In our research, ATG treatment was identified as a therapeutic option by itself increasing graft survival. Previous studies have used ATG as an adjuvant therapy in the treatment of AMR with characteristics of humoral and cellular rejection., The reason why ATG was identified as an effective factor in graft survival in our study was the presence of AMR cases accompanied by acute cellular rejection.

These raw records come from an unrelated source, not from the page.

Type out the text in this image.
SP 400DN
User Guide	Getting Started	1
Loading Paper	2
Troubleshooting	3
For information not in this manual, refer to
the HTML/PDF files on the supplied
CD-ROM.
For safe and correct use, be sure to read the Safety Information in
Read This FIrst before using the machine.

Examination of all the treatments applied to our patients together revealed that IVIg also has a positive effect on graft survival. IVIg therapy has generally been administered in combination with plasmapheresis and rituximab in previous studies.,, Additionally, in Rocha et al.’s study, plasmapheresis and IVIg therapy was administered to 14 of 16 patients diagnosed with AMR, all patients received steroid pulse therapy and 4 patients received anti-lymphocyte therapy (OKT-3 or ATG) due to accompanying acute cellular rejection, and graft survival at 1 year was determined at 81%. Plasmapheresis was administered to 46 of the 52 patients in our research, and IVIg to 23. Combination plasmapheresis + IVIg therapy was thus administered to some of our patients. Slatinska et al. compared a plasmapheresis + IVIg combination with plasmapheresis alone and reported that combined treatment was more effective than plasmapheresis alone.

In conclusion, AMR has a significant and negative effect on graft survival. Diagnosis once histopathological damage occurs in the graft and when serum creatinine levels rise reduces the probability of successful treatment. In our study, serum creatinine level at time of biopsy, tubulitis, intimal arteritis and interstitial infiltration adversely affected graft survival. Earlier diagnosis is important in order to improve success in treatment of AMR and graft survival. We conclude that periodic post-transplant PRA and DSA monitoring may be beneficial for that purpose.